The second annual Science, Technology, Engineering and Mathematics (STEM) Conference and Career Expo will aim to address a shortage of technically skilled STEM graduates in South Africa.
The conference will be held at the Ticketpro Dome in Johannesburg, Gauteng, on July 27 and 28. STEM Conference and Career Expo CEO Eric Wright says the event is rooted in the realisation that there is a dire need to promote STEM education in the country.
Last year’s inaugural conference formed part of the Africa MBA Indaba. At the Indaba, universities that participated noticed a lack of education and interest in the STEM fields in South Africa, as well as a gap between graduates with STEM degrees and corporate companies that want to hire them.
“After this insight and the realisation of the impact that the STEM conference can have on students and graduates lacking technical skills, we decided to make the STEM Conference and Career Expo a much bigger event.”
Wright mentions that about 1 500 attendees are expected at this year’s conference.
On the first day, there will be a programme for high school students designed to help them prepare for university. Specialised information technology (IT) services and solutions provider Adapt IT has sponsored the free coding class for high school students to introduce the different careers students can pursue in technology. The high school students will also have the opportunity to engage with university students and graduates who have studied STEM degrees. This session is designed to give high school students a better understanding of what to expect at university when studying STEM-related subjects.
The second day will focus on other topics that aim to empower the youth such as Young Entrepreneurship, a panel held by people who became successful at a young age. The panel aims to allow students to discuss career opportunities or ideas with successful people who are similar in age. Other topics will be focused on teaching graduates how to manage their finances.
In addition, topics such as Women in STEM and Women in IT, will also be discussed to highlight the challenges women in STEM face, from university to the workplace.
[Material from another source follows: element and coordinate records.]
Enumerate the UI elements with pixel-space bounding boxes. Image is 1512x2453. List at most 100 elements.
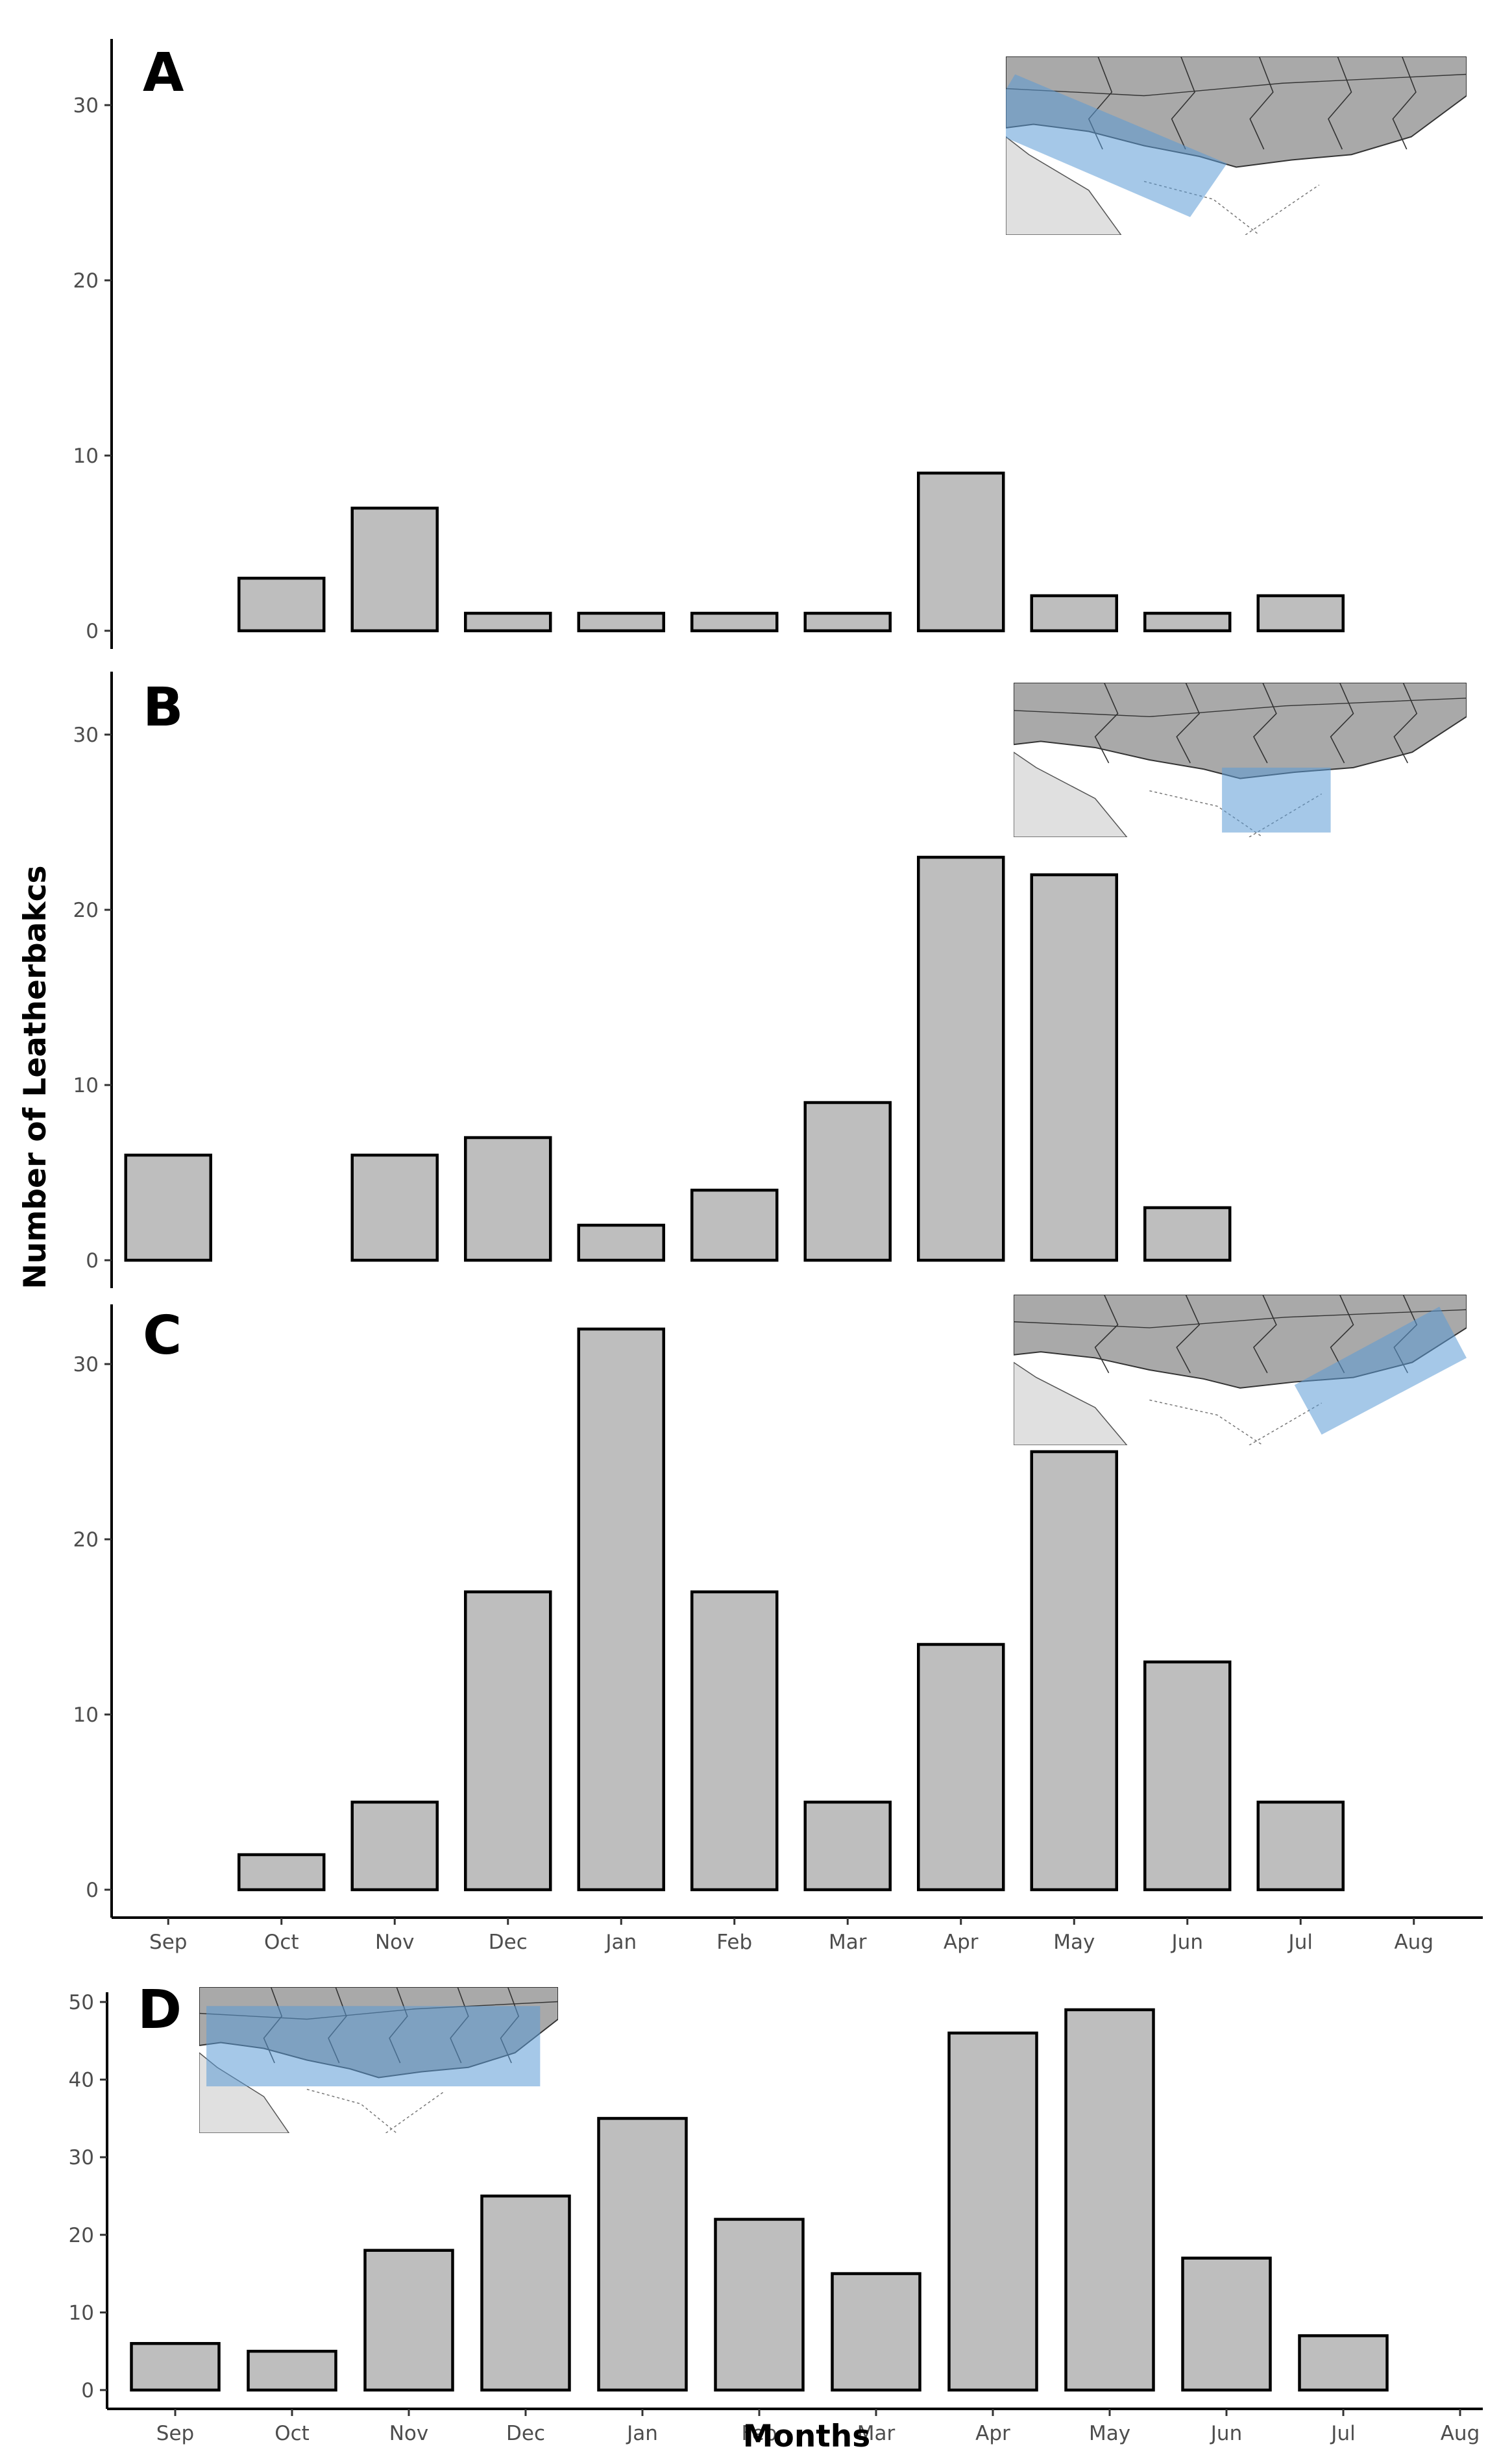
x-tick-label: Oct bbox=[264, 1931, 299, 1954]
bar-b-dec bbox=[464, 1136, 552, 1262]
inset-map-panel-b bbox=[1014, 683, 1467, 837]
y-tick-label: 0 bbox=[86, 1879, 99, 1902]
bar-b-may bbox=[1030, 873, 1118, 1262]
bar-b-jan bbox=[577, 1223, 665, 1262]
y-tick-label: 20 bbox=[73, 1528, 99, 1552]
bar-d-nov bbox=[363, 2249, 454, 2392]
x-tick-label: Sep bbox=[156, 2422, 194, 2445]
panel-d: 0 10 20 30 40 50 Sep Oct Nov Dec Jan Feb Mar Apr May Ju… bbox=[69, 1979, 1483, 2445]
bar-d-feb bbox=[714, 2217, 805, 2392]
bar-a-feb bbox=[690, 611, 779, 633]
y-tick-label: 10 bbox=[73, 1074, 99, 1097]
x-tick-label: Jan bbox=[626, 2422, 658, 2445]
bar-b-nov bbox=[350, 1153, 439, 1262]
bar-a-may bbox=[1030, 594, 1118, 633]
y-tick-label: 20 bbox=[69, 2224, 94, 2247]
x-tick-label: Oct bbox=[274, 2422, 310, 2445]
bar-c-dec bbox=[464, 1590, 552, 1892]
panel-letter: A bbox=[143, 42, 184, 104]
x-tick-label: May bbox=[1053, 1931, 1095, 1954]
map-landmass-south bbox=[1014, 751, 1128, 837]
y-tick-label: 40 bbox=[69, 2069, 94, 2092]
map-landmass-south bbox=[1006, 136, 1122, 235]
x-tick-label: Nov bbox=[375, 1931, 415, 1954]
x-tick-label: May bbox=[1089, 2422, 1130, 2445]
x-tick-label: Jan bbox=[604, 1931, 637, 1954]
map-highlight-region bbox=[206, 2006, 541, 2086]
x-tick-label: Dec bbox=[489, 1931, 528, 1954]
x-tick-label: Aug bbox=[1441, 2422, 1480, 2445]
map-highlight-region bbox=[1294, 1306, 1467, 1435]
bar-a-apr bbox=[917, 471, 1005, 633]
bar-d-may bbox=[1064, 2008, 1155, 2392]
bar-c-feb bbox=[690, 1590, 779, 1892]
inset-map-panel-c bbox=[1014, 1295, 1467, 1445]
bar-c-jan bbox=[577, 1327, 665, 1892]
y-tick-label: 0 bbox=[86, 620, 99, 643]
bar-d-oct bbox=[247, 2349, 337, 2392]
panel-a: 0 10 20 30 A bbox=[73, 39, 1467, 649]
map-highlight-region bbox=[1222, 767, 1331, 833]
y-tick-label: 30 bbox=[69, 2146, 94, 2169]
bar-c-jun bbox=[1143, 1660, 1232, 1892]
y-tick-label: 10 bbox=[73, 445, 99, 468]
bar-b-apr bbox=[917, 855, 1005, 1262]
x-tick-label: Jul bbox=[1330, 2422, 1355, 2445]
panel-letter: B bbox=[143, 677, 184, 738]
x-tick-label: Dec bbox=[506, 2422, 545, 2445]
x-tick-label: Jun bbox=[1210, 2422, 1242, 2445]
panel-b: 0 10 20 30 B bbox=[73, 672, 1467, 1288]
bar-c-jul bbox=[1256, 1800, 1345, 1892]
bar-d-jul bbox=[1298, 2334, 1389, 2392]
bar-b-jun bbox=[1143, 1206, 1232, 1262]
panel-letter: D bbox=[138, 1979, 182, 2041]
bar-c-may bbox=[1030, 1450, 1118, 1892]
bar-d-mar bbox=[831, 2272, 921, 2392]
panel-letter: C bbox=[143, 1305, 182, 1367]
bar-a-nov bbox=[350, 506, 439, 633]
bar-a-mar bbox=[803, 611, 892, 633]
y-tick-label: 10 bbox=[69, 2301, 94, 2325]
map-landmass-south bbox=[1014, 1361, 1128, 1445]
x-tick-label: Feb bbox=[716, 1931, 752, 1954]
y-tick-label: 20 bbox=[73, 899, 99, 922]
y-tick-label: 30 bbox=[73, 1353, 99, 1376]
bar-d-apr bbox=[947, 2031, 1038, 2392]
bar-a-oct bbox=[238, 576, 326, 633]
bar-b-mar bbox=[803, 1101, 892, 1262]
bar-b-feb bbox=[690, 1188, 779, 1262]
x-tick-label: Jul bbox=[1287, 1931, 1313, 1954]
bar-a-jan bbox=[577, 611, 665, 633]
x-tick-label: Apr bbox=[944, 1931, 979, 1954]
bar-d-jun bbox=[1181, 2256, 1272, 2392]
inset-map-panel-a bbox=[1006, 56, 1467, 235]
bar-c-nov bbox=[350, 1800, 439, 1892]
y-tick-label: 50 bbox=[69, 1991, 94, 2014]
panel-c: 0 10 20 30 Sep Oct Nov Dec Jan Feb Mar Apr May Jun Jul… bbox=[73, 1295, 1483, 1954]
x-axis-title: Months bbox=[743, 2419, 870, 2453]
bar-d-sep bbox=[130, 2341, 221, 2392]
x-tick-label: Apr bbox=[975, 2422, 1010, 2445]
map-highlight-region bbox=[1006, 74, 1227, 217]
y-axis-title: Number of Leatherbakcs bbox=[18, 866, 53, 1289]
bar-c-mar bbox=[803, 1800, 892, 1892]
inset-map-panel-d bbox=[199, 1987, 558, 2133]
x-tick-label: Feb bbox=[742, 2422, 777, 2445]
x-tick-label: Nov bbox=[389, 2422, 429, 2445]
y-tick-label: 0 bbox=[86, 1249, 99, 1273]
y-tick-label: 20 bbox=[73, 269, 99, 293]
y-tick-label: 10 bbox=[73, 1703, 99, 1727]
x-tick-label: Mar bbox=[857, 2422, 896, 2445]
bar-d-dec bbox=[480, 2194, 571, 2392]
bar-c-apr bbox=[917, 1642, 1005, 1892]
x-tick-label: Mar bbox=[829, 1931, 867, 1954]
y-tick-label: 0 bbox=[81, 2379, 94, 2402]
bar-a-jul bbox=[1256, 594, 1345, 633]
x-tick-label: Aug bbox=[1394, 1931, 1433, 1954]
y-tick-label: 30 bbox=[73, 724, 99, 747]
bar-b-sep bbox=[124, 1153, 212, 1262]
bar-a-dec bbox=[464, 611, 552, 633]
x-tick-label: Sep bbox=[149, 1931, 187, 1954]
y-tick-label: 30 bbox=[73, 94, 99, 117]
There will also be topics that are more technology focused such as artificial intelligence, automation and the future of gaming.
“These kinds of topics can get our youth excited about technology advancement and career opportunities that have emerged because of it,” avers Wright.
For graduates, there will be a human resources speed-dating session – a five-minute one- on-one interview with recruiters from participating companies.
Wright believes that the event will educate and encourage high school students about the different career paths in STEM fields, and provide university graduates with tools they can use to help them start their careers as STEM professionals.
“Ultimately, we hope to get our youth educated, interested and excited about studying and pursuing careers in STEM,” he concludes.